# ah, nuts!



## likespaphs (Mar 19, 2007)

so i was _trying_ to take off what i _thought_was one of those little leaves that start off the new fan, but i _thought_ was on a mature fan...
turns out i pulled of a little growth on my Paph roth. it's okay, though. got six+ biggish fans, some seem to have inflorescences that blasted. i'm resigned to never blooming the s.o.b. so i'm not terribly hurt but it still sucks....
thanks fer listenin'...


----------



## gonewild (Mar 19, 2007)

likespaphs said:


> so i was _trying_ to take off what i _thought_was one of those little leaves that start off the new fan, but i _thought_ was on a mature fan...
> turns out i pulled of a little growth on my Paph roth. it's okay, though. got six+ biggish fans, some seem to have inflorescences that blasted. i'm resigned to never blooming the s.o.b. so i'm not terribly hurt but it still sucks....
> thanks fer listenin'...



If you need something to do maybe you should bite your fingernails?


----------



## Hien (Mar 19, 2007)

It always happens when I decide to clean the plants a little bit, try to tear off the brown leaves, and there go the new lead, new root start, spike etc...
After the disasters, I always thought to myself, what the heck did I do that for.

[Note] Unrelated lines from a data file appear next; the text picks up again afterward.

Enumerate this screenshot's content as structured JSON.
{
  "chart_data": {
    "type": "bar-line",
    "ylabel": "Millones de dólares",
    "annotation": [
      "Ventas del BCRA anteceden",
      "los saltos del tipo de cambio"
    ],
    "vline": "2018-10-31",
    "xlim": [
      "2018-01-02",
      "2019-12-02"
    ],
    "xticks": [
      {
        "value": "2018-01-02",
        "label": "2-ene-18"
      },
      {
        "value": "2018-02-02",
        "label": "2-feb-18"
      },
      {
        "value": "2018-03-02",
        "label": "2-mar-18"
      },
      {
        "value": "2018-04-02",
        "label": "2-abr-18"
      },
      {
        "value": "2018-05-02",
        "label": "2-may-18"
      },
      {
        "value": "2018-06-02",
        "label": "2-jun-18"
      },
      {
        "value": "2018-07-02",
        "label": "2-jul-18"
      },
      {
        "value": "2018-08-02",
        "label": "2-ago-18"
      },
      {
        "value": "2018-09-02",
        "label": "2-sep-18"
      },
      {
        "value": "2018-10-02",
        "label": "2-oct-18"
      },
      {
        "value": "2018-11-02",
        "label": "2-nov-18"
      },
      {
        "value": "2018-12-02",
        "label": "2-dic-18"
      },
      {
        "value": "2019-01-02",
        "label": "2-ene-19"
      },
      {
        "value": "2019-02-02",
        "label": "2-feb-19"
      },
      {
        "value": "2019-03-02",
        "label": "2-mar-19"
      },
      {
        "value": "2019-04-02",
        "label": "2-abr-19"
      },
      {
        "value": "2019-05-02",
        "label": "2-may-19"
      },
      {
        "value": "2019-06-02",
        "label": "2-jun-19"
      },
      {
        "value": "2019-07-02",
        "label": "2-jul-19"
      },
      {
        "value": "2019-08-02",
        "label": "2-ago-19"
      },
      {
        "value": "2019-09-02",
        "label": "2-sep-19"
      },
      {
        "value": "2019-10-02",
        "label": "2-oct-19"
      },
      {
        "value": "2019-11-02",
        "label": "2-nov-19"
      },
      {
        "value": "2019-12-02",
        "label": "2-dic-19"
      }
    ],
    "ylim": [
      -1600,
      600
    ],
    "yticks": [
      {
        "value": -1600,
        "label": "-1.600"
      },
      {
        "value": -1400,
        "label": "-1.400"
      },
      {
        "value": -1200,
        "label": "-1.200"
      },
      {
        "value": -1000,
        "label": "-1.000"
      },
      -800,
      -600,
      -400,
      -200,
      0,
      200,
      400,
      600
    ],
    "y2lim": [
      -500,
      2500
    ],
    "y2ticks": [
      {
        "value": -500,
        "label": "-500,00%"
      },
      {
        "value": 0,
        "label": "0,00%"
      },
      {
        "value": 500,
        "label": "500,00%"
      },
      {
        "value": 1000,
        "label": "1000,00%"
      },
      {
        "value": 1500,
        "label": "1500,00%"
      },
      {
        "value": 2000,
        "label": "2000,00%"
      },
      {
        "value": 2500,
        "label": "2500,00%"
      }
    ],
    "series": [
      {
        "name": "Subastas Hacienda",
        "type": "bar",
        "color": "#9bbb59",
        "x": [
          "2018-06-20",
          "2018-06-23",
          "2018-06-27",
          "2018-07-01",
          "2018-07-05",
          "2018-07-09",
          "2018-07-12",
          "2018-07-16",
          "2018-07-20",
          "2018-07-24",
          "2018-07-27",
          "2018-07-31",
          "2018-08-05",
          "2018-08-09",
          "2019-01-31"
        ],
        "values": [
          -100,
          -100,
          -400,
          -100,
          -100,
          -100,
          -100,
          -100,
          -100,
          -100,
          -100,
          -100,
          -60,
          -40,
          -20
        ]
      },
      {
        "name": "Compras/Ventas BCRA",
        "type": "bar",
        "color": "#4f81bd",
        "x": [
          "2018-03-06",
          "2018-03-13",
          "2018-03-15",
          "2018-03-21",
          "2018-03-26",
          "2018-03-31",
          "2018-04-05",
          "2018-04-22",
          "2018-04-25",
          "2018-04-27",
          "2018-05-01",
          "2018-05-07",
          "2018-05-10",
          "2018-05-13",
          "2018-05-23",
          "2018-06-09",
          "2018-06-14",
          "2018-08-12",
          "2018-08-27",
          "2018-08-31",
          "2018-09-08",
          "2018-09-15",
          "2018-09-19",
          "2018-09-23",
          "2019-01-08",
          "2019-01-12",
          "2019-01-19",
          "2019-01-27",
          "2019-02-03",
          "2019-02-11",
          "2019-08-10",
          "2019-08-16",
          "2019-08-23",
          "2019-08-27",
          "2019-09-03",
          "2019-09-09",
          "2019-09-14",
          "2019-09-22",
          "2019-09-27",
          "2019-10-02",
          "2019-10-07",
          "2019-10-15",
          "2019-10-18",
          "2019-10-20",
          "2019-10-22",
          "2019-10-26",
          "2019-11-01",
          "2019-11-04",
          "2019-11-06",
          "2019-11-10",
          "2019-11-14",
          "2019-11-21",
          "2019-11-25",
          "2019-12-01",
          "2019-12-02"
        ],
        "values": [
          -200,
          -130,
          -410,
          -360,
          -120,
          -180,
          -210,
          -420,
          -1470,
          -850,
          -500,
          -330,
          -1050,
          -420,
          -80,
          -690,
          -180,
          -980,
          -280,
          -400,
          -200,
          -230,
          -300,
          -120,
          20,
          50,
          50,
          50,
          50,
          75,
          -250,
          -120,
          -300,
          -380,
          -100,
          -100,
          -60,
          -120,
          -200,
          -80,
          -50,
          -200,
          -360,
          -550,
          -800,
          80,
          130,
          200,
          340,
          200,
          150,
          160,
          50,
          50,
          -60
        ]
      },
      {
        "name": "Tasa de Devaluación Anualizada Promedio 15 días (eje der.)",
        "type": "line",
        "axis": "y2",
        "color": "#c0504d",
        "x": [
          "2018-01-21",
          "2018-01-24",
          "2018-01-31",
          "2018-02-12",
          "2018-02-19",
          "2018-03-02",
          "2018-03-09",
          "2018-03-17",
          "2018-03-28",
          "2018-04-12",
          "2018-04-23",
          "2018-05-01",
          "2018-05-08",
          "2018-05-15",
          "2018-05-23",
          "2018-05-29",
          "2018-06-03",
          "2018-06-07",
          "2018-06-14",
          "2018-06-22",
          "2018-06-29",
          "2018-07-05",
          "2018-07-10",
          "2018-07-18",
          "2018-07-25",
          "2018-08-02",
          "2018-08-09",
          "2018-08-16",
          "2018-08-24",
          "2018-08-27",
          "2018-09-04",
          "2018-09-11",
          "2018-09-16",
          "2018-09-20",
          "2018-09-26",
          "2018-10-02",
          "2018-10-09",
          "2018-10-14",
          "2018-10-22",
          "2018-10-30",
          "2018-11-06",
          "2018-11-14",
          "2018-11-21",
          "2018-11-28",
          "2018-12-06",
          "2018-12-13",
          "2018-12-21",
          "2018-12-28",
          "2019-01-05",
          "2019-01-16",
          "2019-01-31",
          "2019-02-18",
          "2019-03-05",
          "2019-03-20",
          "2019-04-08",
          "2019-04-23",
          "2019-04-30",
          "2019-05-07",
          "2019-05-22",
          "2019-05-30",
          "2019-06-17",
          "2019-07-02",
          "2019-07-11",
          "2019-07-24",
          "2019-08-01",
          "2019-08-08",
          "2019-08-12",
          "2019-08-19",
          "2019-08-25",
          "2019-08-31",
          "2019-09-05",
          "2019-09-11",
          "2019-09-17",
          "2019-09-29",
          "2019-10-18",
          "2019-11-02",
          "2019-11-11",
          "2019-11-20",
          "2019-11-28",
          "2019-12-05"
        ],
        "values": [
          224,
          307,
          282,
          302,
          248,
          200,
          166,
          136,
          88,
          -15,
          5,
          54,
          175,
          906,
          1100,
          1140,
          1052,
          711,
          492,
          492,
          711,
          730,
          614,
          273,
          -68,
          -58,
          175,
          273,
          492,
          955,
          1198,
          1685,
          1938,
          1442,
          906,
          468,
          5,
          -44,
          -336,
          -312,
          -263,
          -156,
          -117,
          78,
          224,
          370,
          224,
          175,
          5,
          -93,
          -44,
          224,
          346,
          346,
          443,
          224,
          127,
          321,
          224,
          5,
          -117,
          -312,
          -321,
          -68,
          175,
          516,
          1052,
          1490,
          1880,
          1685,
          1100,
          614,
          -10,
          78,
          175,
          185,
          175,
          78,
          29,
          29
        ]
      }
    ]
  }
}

In nature, who is there to clean the brown leaves?
Likes what Lance said, the itchy fingers get you into trouble. Never fails


----------



## Nautilus (Mar 19, 2007)

I always find it best to leave them alone...oke: 
They seems to grow healthier...


----------



## likespaphs (Mar 19, 2007)

yeh... 
it had one little root on it so i potted it up.
i've quit biting my fingernails....
also, been planting a lot lately so they're loaded up with soil... not so appetizing....


----------